For the Olympic Stadium, this means capacity will be capped at 42,000 spectators and 16,000 for the Alte Försterei stadium. 

Transport
3G rules – ie vaccinated, recovered or a negative test – still apply on the U-Bahn, S-Bahn, trams and buses in Berlin. It was not possible to tighten restrictions, Matz said, as the regulations were issued at national level.

According to the German Act on the Prevention and Control of Infectious Diseases, people have to wear a surgical mask or an FFP2 mask  on public transport.

Christmas markets
The Senate currently has no plans to cancel the capital’s Christmas markets, some of which have been open since Monday. 

According to Matz, 2G rules apply and wearing a mask is compulsory.

Schools and day-care
Pupils will still have to take Covid tests three times a week and, in classes where there are at least two children who test positive in the rapid antigen tests, then tests should be carried out daily for a week.  

Unlike in Brandenburg, there are currently no plans to move away from face-to-face teaching. The child-friendly ‘lollipop’ Covid tests will be made compulsory in day-care centres and parents will be required to confirm that the tests have been carried out. Day-care staff have to document the results.

What about vaccination centres?
Berlin wants to expand these and set up new ones, according to Matz.

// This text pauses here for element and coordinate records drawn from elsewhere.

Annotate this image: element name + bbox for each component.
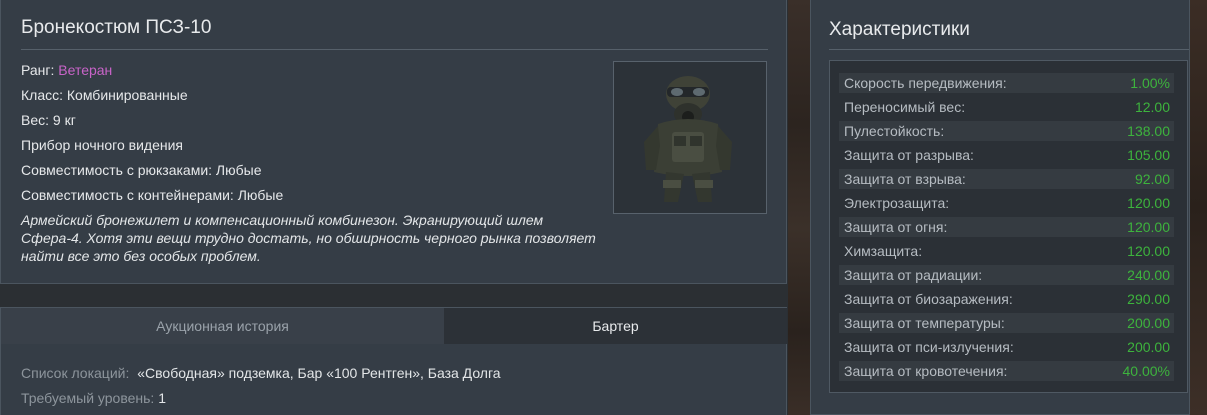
item-description: Армейский бронежилет и компенсационный к… bbox=[21, 212, 596, 264]
tab-barter[interactable]: Бартер bbox=[444, 308, 787, 344]
stat-row: Химзащита: 120.00 bbox=[839, 241, 1174, 261]
stat-name: Защита от температуры: bbox=[844, 315, 1005, 331]
stat-value: 200.00 bbox=[1127, 339, 1170, 355]
stat-name: Защита от радиации: bbox=[844, 267, 983, 283]
item-panel: Бронекостюм ПСЗ-10 Ранг: Ветеран Класс: … bbox=[0, 0, 787, 284]
stat-row: Защита от радиации: 240.00 bbox=[839, 265, 1174, 285]
stat-row: Электрозащита: 120.00 bbox=[839, 193, 1174, 213]
stat-row: Защита от огня: 120.00 bbox=[839, 217, 1174, 237]
stat-value: 290.00 bbox=[1127, 291, 1170, 307]
stat-row: Защита от температуры: 200.00 bbox=[839, 313, 1174, 333]
stat-row: Защита от пси-излучения: 200.00 bbox=[839, 337, 1174, 357]
rank-label: Ранг: bbox=[21, 62, 55, 78]
stat-name: Химзащита: bbox=[844, 243, 923, 259]
stat-name: Защита от биозаражения: bbox=[844, 291, 1013, 307]
item-container-compat: Совместимость с контейнерами: Любые bbox=[21, 187, 284, 203]
stat-row: Защита от разрыва: 105.00 bbox=[839, 145, 1174, 165]
stat-name: Пулестойкость: bbox=[844, 123, 945, 139]
item-rank: Ранг: Ветеран bbox=[21, 62, 112, 78]
rank-value: Ветеран bbox=[58, 62, 113, 78]
background-edge bbox=[1190, 0, 1207, 415]
stat-name: Защита от кровотечения: bbox=[844, 363, 1008, 379]
stat-name: Защита от разрыва: bbox=[844, 147, 974, 163]
item-feature: Прибор ночного видения bbox=[21, 137, 183, 153]
level-label: Требуемый уровень: bbox=[21, 390, 155, 406]
item-class: Класс: Комбинированные bbox=[21, 87, 188, 103]
stat-name: Электрозащита: bbox=[844, 195, 950, 211]
divider bbox=[21, 49, 768, 50]
stat-value: 12.00 bbox=[1134, 99, 1170, 115]
locations-value: «Свободная» подземка, Бар «100 Рентген»,… bbox=[137, 365, 501, 381]
stat-value: 120.00 bbox=[1127, 195, 1170, 211]
stat-value: 40.00% bbox=[1122, 363, 1170, 379]
item-backpack-compat: Совместимость с рюкзаками: Любые bbox=[21, 162, 262, 178]
stats-table: Скорость передвижения: 1.00% Переносимый… bbox=[829, 60, 1188, 393]
stat-row: Защита от взрыва: 92.00 bbox=[839, 169, 1174, 189]
stat-value: 1.00% bbox=[1130, 75, 1170, 91]
stats-title: Характеристики bbox=[829, 19, 970, 40]
stat-row: Защита от кровотечения: 40.00% bbox=[839, 361, 1174, 381]
level-line: Требуемый уровень: 1 bbox=[21, 390, 166, 406]
stat-value: 120.00 bbox=[1127, 243, 1170, 259]
stat-value: 92.00 bbox=[1134, 171, 1170, 187]
stat-row: Переносимый вес: 12.00 bbox=[839, 97, 1174, 117]
stat-name: Защита от взрыва: bbox=[844, 171, 966, 187]
stats-panel: Характеристики Скорость передвижения: 1.… bbox=[810, 0, 1190, 415]
item-title: Бронекостюм ПСЗ-10 bbox=[21, 17, 212, 38]
stat-name: Защита от пси-излучения: bbox=[844, 339, 1014, 355]
locations-line: Список локаций: «Свободная» подземка, Ба… bbox=[21, 365, 501, 381]
stat-row: Скорость передвижения: 1.00% bbox=[839, 73, 1174, 93]
stat-name: Скорость передвижения: bbox=[844, 75, 1007, 91]
item-image bbox=[613, 61, 767, 214]
stat-value: 138.00 bbox=[1127, 123, 1170, 139]
trade-panel: Аукционная история Бартер Список локаций… bbox=[0, 307, 787, 415]
stat-value: 120.00 bbox=[1127, 219, 1170, 235]
item-weight: Вес: 9 кг bbox=[21, 112, 76, 128]
stat-value: 240.00 bbox=[1127, 267, 1170, 283]
stat-name: Защита от огня: bbox=[844, 219, 948, 235]
tab-auction-history[interactable]: Аукционная история bbox=[1, 308, 444, 344]
stat-value: 105.00 bbox=[1127, 147, 1170, 163]
stat-value: 200.00 bbox=[1127, 315, 1170, 331]
locations-label: Список локаций: bbox=[21, 365, 130, 381]
stat-row: Пулестойкость: 138.00 bbox=[839, 121, 1174, 141]
stat-row: Защита от биозаражения: 290.00 bbox=[839, 289, 1174, 309]
stat-name: Переносимый вес: bbox=[844, 99, 966, 115]
level-value: 1 bbox=[158, 390, 167, 406]
armor-suit-icon bbox=[644, 76, 732, 202]
divider bbox=[829, 49, 1189, 50]
background-strip bbox=[788, 0, 810, 415]
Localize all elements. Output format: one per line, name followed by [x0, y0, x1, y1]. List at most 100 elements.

A new vaccination centre should open in the Ring centre at the end of the week and 50 soldiers from the German army have been helping at the vaccination centre at the Exhibition Centre each day since last week.

The capacity in the new vaccination centre in the Lindencenter in Lichtenberg is expected to be doubled. There are also additional vaccination appointments so that people can get their jabs more quickly. Currently, all appointments are fully booked well into the new year.